A medida que envejecemos, el sueño se vuelve más ligero y fragmentado. Las personas mayores suelen despertarse varias veces durante la noche y les cuesta más volver a dormirse. Esto se debe a cambios en el ritmo circadiano y a la disminución de la producción de melatonina, la hormona que regula el sueño. Sin embargo, la necesidad de sueño no disminuye drásticamente: los adultos mayores necesitan 7-8 horas de sueño por noche, pero a menudo no logran alcanzarlas debido a factores como el dolor, la ansiedad o las condiciones médicas.
¿Y los que dicen que duermen solo 5 horas?
Existe una pequeña minoría de personas que tienen una mutación genética en el gen DEC2 que les permite funcionar perfectamente con solo 4-6 horas de sueño sin efectos negativos. Se les conoce como "durmientes cortos" (short sleepers). Pero son menos del 1% de la población. La mayoría de las personas que creen que pueden dormir solo 5 horas están acumulando una deuda de sueño que tarde o temprano se cobra.
Si necesitas una alarma para despertarte, te cuesta levantarte por la mañana o te sientes somnoliento durante el día, es muy probable que necesites dormir más.
¿Qué pasa si dormimos menos de lo que necesitamos?
Dormir menos de 7 horas por noche de forma crónica tiene consecuencias graves:
- Aumento del riesgo de enfermedades cardiovasculares: presión arterial alta, ataques cardíacos y accidentes cerebrovasculares.
- Debilitamiento del sistema inmunitario: las personas que duermen poco son más propensas a enfermarse.
- Aumento de peso: la falta de sueño altera las hormonas del hambre (grelina y leptina), lo que lleva a comer más.
- Problemas de memoria y concentración: el sueño es esencial para consolidar lo que hemos aprendido durante el día.
- Mayor riesgo de depresión y ansiedad: la falta de sueño afecta directamente al estado de ánimo.
- Reducción de la esperanza de vida: dormir menos de 7 horas se asocia con una mayor mortalidad.
¿Y si dormimos más de lo que necesitamos?

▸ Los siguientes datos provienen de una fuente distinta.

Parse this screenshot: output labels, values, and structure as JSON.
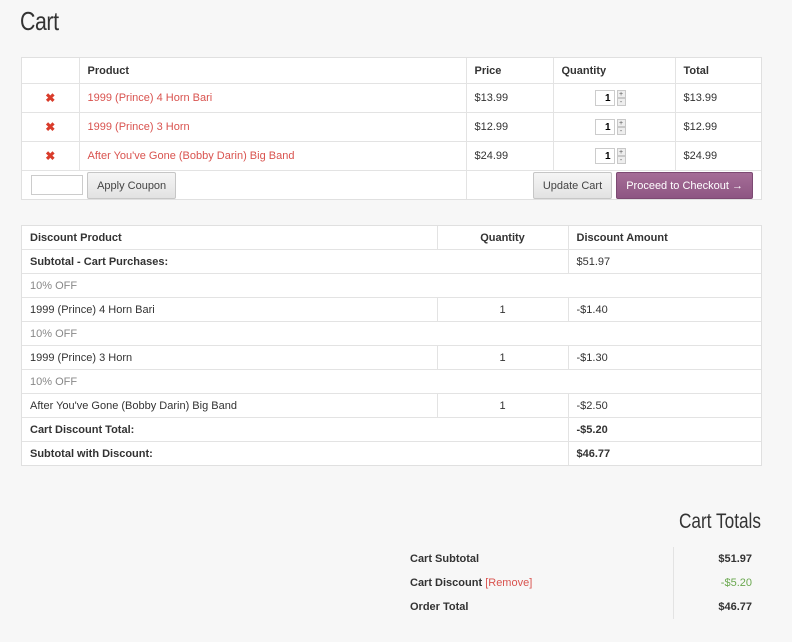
{
  "page": {
    "title": "Cart"
  },
  "cart": {
    "headers": {
      "product": "Product",
      "price": "Price",
      "quantity": "Quantity",
      "total": "Total"
    },
    "remove_glyph": "✖",
    "items": [
      {
        "product": "1999 (Prince) 4 Horn Bari",
        "price": "$13.99",
        "qty": "1",
        "total": "$13.99"
      },
      {
        "product": "1999 (Prince) 3 Horn",
        "price": "$12.99",
        "qty": "1",
        "total": "$12.99"
      },
      {
        "product": "After You've Gone (Bobby Darin) Big Band",
        "price": "$24.99",
        "qty": "1",
        "total": "$24.99"
      }
    ],
    "coupon_value": "",
    "apply_coupon_label": "Apply Coupon",
    "update_cart_label": "Update Cart",
    "checkout_label": "Proceed to Checkout →",
    "spin_up": "+",
    "spin_down": "-"
  },
  "discount": {
    "headers": {
      "product": "Discount Product",
      "quantity": "Quantity",
      "amount": "Discount Amount"
    },
    "subtotal_label": "Subtotal - Cart Purchases:",
    "subtotal_value": "$51.97",
    "rows": [
      {
        "offer": "10% OFF",
        "product": "1999 (Prince) 4 Horn Bari",
        "qty": "1",
        "amount": "-$1.40"
      },
      {
        "offer": "10% OFF",
        "product": "1999 (Prince) 3 Horn",
        "qty": "1",
        "amount": "-$1.30"
      },
      {
        "offer": "10% OFF",
        "product": "After You've Gone (Bobby Darin) Big Band",
        "qty": "1",
        "amount": "-$2.50"
      }
    ],
    "total_label": "Cart Discount Total:",
    "total_value": "-$5.20",
    "with_discount_label": "Subtotal with Discount:",
    "with_discount_value": "$46.77"
  },
  "totals": {
    "title": "Cart Totals",
    "subtotal_label": "Cart Subtotal",
    "subtotal_value": "$51.97",
    "discount_label": "Cart Discount",
    "remove_label": "[Remove]",
    "discount_value": "-$5.20",
    "order_total_label": "Order Total",
    "order_total_value": "$46.77"
  },
  "colors": {
    "accent": "#d9534f",
    "checkout": "#9a6190",
    "discount_green": "#6aa84f"
  }
}
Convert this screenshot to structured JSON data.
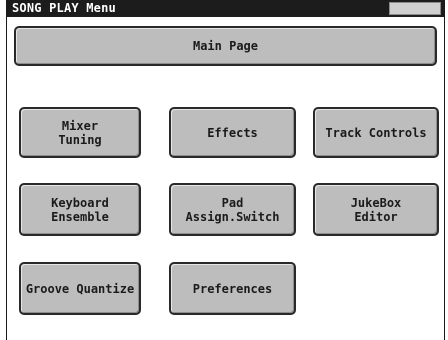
{
  "window": {
    "title": "SONG PLAY Menu"
  },
  "buttons": {
    "main_page": "Main Page",
    "mixer_tuning": "Mixer\nTuning",
    "effects": "Effects",
    "track_controls": "Track Controls",
    "keyboard_ensemble": "Keyboard\nEnsemble",
    "pad_assign_switch": "Pad\nAssign.Switch",
    "jukebox_editor": "JukeBox\nEditor",
    "groove_quantize": "Groove Quantize",
    "preferences": "Preferences"
  }
}
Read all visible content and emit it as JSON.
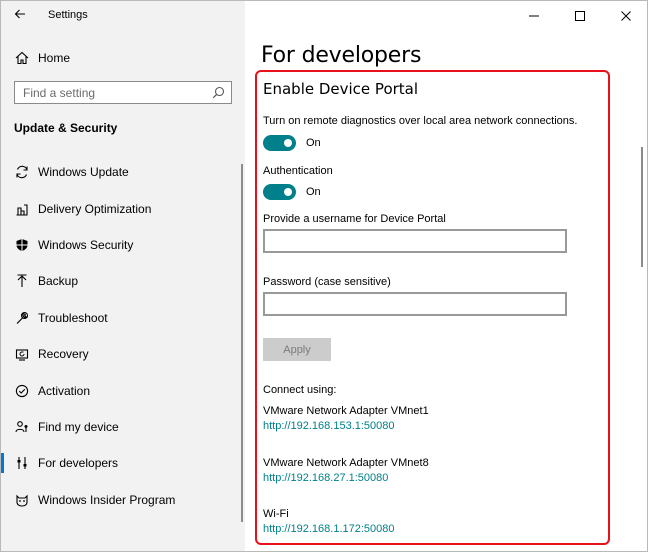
{
  "window": {
    "title": "Settings"
  },
  "sidebar": {
    "home_label": "Home",
    "search_placeholder": "Find a setting",
    "section_title": "Update & Security",
    "items": [
      {
        "label": "Windows Update",
        "icon": "refresh-icon"
      },
      {
        "label": "Delivery Optimization",
        "icon": "delivery-optimization-icon"
      },
      {
        "label": "Windows Security",
        "icon": "shield-icon"
      },
      {
        "label": "Backup",
        "icon": "backup-arrow-icon"
      },
      {
        "label": "Troubleshoot",
        "icon": "wrench-icon"
      },
      {
        "label": "Recovery",
        "icon": "recovery-icon"
      },
      {
        "label": "Activation",
        "icon": "check-circle-icon"
      },
      {
        "label": "Find my device",
        "icon": "person-pin-icon"
      },
      {
        "label": "For developers",
        "icon": "developer-sliders-icon",
        "selected": true
      },
      {
        "label": "Windows Insider Program",
        "icon": "insider-cat-icon"
      }
    ]
  },
  "main": {
    "page_title": "For developers",
    "section_title": "Enable Device Portal",
    "remote_diag_desc": "Turn on remote diagnostics over local area network connections.",
    "remote_toggle_state": "On",
    "auth_label": "Authentication",
    "auth_toggle_state": "On",
    "username_label": "Provide a username for Device Portal",
    "username_value": "",
    "password_label": "Password (case sensitive)",
    "password_value": "",
    "apply_label": "Apply",
    "connect_label": "Connect using:",
    "adapters": [
      {
        "name": "VMware Network Adapter VMnet1",
        "url": "http://192.168.153.1:50080"
      },
      {
        "name": "VMware Network Adapter VMnet8",
        "url": "http://192.168.27.1:50080"
      },
      {
        "name": "Wi-Fi",
        "url": "http://192.168.1.172:50080"
      }
    ]
  },
  "colors": {
    "accent_blue": "#0078d7",
    "toggle_teal": "#00808a",
    "highlight_red": "#e8101a"
  }
}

Dormir más de 9-10 horas por noche de forma regular también puede ser perjudicial. Se ha asociado con:
- Mayor riesgo de diabetes tipo 2
- Enfermedades cardíacas
- Depresión
- Deterioro cognitivo
Por eso, como en casi todo en la vida, el equilibrio es la clave. Dormir la cantidad adecuada —ni demasiado ni demasiado poco— es uno de los pilares de una vida saludable.
¿Cuál es la mejor hora para acostarse?
La ciencia del sueño recomienda mantener un horario regular: acostarse y despertarse a la misma hora todos los días, incluso los fines de semana. El ritmo circadiano sigue un ciclo de aproximadamente 24 horas y es muy sensible a los cambios. Cuanto más estable sea el horario, mejor será la calidad del sueño.
En cuanto al momento exacto, el cuerpo produce melatonina de forma natural cuando se pone el sol, y la produce en su punto máximo alrededor de la medianoche. Por eso, acostarse alrededor de las 22:00 o 23:00 y despertarse entre las 6:00 y 7:00 suele ser el patrón más saludable según los estudios del ritmo circadiano.
Una curiosidad
La palabra "sueño" viene del latín somnus, que también dio lugar a palabras como "insomnio", "somnoliento" y "somnámbulo". En la mitología romana, Somnus era el dios del sueño, hijo de la Noche y hermano de la Muerte. Los romanos creían que el sueño era un mensajero de los dioses, que visitaba a los mortales durante la noche.
Hoy sabemos que el sueño no es un mensaje divino, sino un proceso biológico esencial. Y la próxima vez que te cueste dormir, recuerda: no es una debilidad, es una necesidad.